The Invisible Workforce
Every day, you hire food. Not metaphorically. Literally. Three, four, five times a day, you bring in external “employees” to perform critical functions:
Energy production
Repair and maintenance
Hormonal regulation
Immune defense
Cognitive performance
Food is not fuel. It’s your operating team.
But Doctors Rarely Ask About It
Now imagine going to your doctor.
You have:
Low energy
Inflammation
Blood sugar issues
Digestive problems
You expect a deep investigation.
Instead, you get:
A diagnosis
A prescription
Maybe a quick lifestyle comment
But almost never:
“Walk me through who you’re hiring every day to run your system.”
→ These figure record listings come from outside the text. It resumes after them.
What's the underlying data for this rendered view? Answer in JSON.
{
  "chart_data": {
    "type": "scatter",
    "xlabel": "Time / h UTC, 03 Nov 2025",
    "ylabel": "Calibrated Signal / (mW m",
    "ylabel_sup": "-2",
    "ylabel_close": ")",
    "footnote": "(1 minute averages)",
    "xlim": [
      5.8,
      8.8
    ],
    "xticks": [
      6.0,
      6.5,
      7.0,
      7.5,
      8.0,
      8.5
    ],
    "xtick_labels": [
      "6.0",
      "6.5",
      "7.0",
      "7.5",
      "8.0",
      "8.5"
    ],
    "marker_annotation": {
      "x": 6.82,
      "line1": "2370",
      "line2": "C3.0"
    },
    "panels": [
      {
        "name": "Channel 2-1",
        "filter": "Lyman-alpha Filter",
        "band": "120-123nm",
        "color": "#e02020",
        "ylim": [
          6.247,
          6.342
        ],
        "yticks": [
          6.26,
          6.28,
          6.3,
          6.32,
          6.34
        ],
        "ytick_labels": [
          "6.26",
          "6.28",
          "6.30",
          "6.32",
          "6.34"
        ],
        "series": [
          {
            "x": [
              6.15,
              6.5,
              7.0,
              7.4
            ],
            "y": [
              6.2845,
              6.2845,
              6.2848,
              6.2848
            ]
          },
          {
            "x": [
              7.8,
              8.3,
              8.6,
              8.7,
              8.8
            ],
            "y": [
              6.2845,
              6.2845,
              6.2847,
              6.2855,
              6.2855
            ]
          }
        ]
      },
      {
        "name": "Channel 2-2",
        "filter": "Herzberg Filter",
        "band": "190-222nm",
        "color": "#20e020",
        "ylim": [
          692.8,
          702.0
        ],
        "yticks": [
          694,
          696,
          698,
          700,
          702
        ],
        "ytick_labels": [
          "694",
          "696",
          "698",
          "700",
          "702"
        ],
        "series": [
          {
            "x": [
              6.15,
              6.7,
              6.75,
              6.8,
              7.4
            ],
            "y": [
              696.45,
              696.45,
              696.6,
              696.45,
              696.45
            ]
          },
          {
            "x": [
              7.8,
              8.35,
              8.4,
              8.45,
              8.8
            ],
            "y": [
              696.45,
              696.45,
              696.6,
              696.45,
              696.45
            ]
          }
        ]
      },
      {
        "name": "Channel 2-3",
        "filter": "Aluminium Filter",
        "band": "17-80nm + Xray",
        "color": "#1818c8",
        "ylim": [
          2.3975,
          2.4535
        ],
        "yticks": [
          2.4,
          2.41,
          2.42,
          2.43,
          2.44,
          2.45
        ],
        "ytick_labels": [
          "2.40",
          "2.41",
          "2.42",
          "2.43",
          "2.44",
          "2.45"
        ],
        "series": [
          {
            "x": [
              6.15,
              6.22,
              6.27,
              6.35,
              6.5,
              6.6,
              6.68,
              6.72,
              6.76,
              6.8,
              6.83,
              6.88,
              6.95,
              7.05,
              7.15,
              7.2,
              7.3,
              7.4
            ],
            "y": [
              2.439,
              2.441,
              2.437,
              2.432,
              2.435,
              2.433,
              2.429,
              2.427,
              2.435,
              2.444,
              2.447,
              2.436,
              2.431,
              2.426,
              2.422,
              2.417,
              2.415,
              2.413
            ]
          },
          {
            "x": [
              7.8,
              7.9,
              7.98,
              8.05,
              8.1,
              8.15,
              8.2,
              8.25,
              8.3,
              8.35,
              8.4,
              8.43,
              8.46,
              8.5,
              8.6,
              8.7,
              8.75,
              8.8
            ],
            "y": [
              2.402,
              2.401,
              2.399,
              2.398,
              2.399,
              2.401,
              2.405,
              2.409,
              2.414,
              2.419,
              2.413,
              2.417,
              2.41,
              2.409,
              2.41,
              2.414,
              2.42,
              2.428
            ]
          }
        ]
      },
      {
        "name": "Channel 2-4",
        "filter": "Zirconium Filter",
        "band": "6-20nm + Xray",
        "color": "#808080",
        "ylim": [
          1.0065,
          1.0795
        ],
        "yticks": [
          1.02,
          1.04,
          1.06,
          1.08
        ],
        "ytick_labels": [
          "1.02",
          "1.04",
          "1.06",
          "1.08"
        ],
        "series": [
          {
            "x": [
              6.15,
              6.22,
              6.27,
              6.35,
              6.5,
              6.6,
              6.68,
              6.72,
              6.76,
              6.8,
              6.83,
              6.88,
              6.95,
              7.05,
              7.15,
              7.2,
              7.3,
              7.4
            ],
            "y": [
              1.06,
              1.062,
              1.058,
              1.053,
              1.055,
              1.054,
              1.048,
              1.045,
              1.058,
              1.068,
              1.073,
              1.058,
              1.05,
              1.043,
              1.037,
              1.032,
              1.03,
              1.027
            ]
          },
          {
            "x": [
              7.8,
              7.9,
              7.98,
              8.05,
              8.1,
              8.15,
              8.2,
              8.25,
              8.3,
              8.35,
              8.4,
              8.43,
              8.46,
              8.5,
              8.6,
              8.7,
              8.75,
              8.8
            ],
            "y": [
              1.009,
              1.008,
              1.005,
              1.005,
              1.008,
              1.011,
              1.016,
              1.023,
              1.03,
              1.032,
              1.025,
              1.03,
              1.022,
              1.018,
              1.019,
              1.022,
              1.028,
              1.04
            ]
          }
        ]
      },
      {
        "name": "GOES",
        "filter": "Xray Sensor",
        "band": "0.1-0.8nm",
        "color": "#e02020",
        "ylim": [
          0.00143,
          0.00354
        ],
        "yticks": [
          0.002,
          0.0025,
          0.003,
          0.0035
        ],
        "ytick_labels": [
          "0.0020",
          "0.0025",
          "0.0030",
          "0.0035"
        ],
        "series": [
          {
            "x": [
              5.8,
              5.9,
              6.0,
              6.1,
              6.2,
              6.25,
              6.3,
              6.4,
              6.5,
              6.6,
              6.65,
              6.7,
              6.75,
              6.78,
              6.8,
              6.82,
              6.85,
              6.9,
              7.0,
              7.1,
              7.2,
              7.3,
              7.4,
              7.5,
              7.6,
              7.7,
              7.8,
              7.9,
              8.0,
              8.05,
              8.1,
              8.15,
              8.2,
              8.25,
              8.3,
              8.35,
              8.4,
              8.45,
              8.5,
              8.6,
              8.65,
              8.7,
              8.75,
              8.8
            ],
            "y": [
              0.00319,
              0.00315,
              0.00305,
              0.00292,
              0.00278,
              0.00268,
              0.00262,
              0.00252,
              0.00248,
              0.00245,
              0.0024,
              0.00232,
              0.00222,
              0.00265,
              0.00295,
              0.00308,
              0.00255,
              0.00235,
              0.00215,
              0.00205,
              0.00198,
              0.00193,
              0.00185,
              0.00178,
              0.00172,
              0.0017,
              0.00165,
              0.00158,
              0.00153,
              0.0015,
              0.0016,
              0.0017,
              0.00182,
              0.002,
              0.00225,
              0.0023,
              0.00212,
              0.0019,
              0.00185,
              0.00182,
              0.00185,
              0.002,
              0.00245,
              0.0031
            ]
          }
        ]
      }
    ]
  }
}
Food, the most constant input into your body, is often, if not always, treated as a side note.
So What Happens?
When food is ignored, something else gets hired. Medication. From a Jobs-to-be-Done perspective, this makes perfect sense.
You have a job:
“Help me feel better, reduce risk, restore function.”

If food isn’t positioned as a reliable solution…You’ll hire something else that can get the job done faster, more predictably, or with less effort.
That “something else” is often drugs.
Food vs Medicine: Competing for the Same Job
We tend to think:
Food = prevention
Medicine = treatment
But that’s not how people actually behave. In reality, both are competing solutions for the same jobs:
Lower blood sugar
Reduce inflammation
Improve energy
Stabilize mood
The difference?
Medicine is:
More immediate
More standardized
Prescribed by authority
Food is:
More ambiguous
Slower
Poorly guided
So patients do what any rational “hirer” would do. They choose the solution that feels more reliable.
The System Is Designed This Way
This is not a failure of individuals. It’s a system design issue.
Doctors are trained to:
Diagnose conditions
Match them with treatments
Manage risk
They are not trained to:
Analyze food as a primary intervention
Redesign a patient’s “daily hiring decisions”
Compete with the convenience of medication
So food remains invisible in the clinical conversation.
The Long-Term Consequence
When food is not part of the diagnosis, it cannot be part of the solution. So we end up in a loop:
Poor food hires create problems
Problems are treated with medication
Food remains unchanged
More medication is needed
We are not fixing the system. We are compensating for it.
The Radical Reframe
What if a consultation started differently? Not with:
“What symptoms do you have?”
But with:
“Who are you hiring every day—and how are they performing?”
What did breakfast do for you?
What job did lunch actually accomplish?
Which foods are underperforming?
Which ones are creating downstream issues?
Now food becomes visible. Measurable. Actionable.
The Future of Healthcare
The future may not be:
More drugs
More diagnostics
More specialization
It may be, better hiring decisions, made daily. Because the most powerful interventions are not taken once a day. They are taken three times a day.
Final Thought
Right now, most people don’t realize this. They are already running a system. They are already hiring. They are already managing outcomes. They’re just doing it unconsciously.
And when things go wrong…They call in medicine to fix what food has been quietly breaking. Medicine usually fixes the symptoms. The real causes are push forward.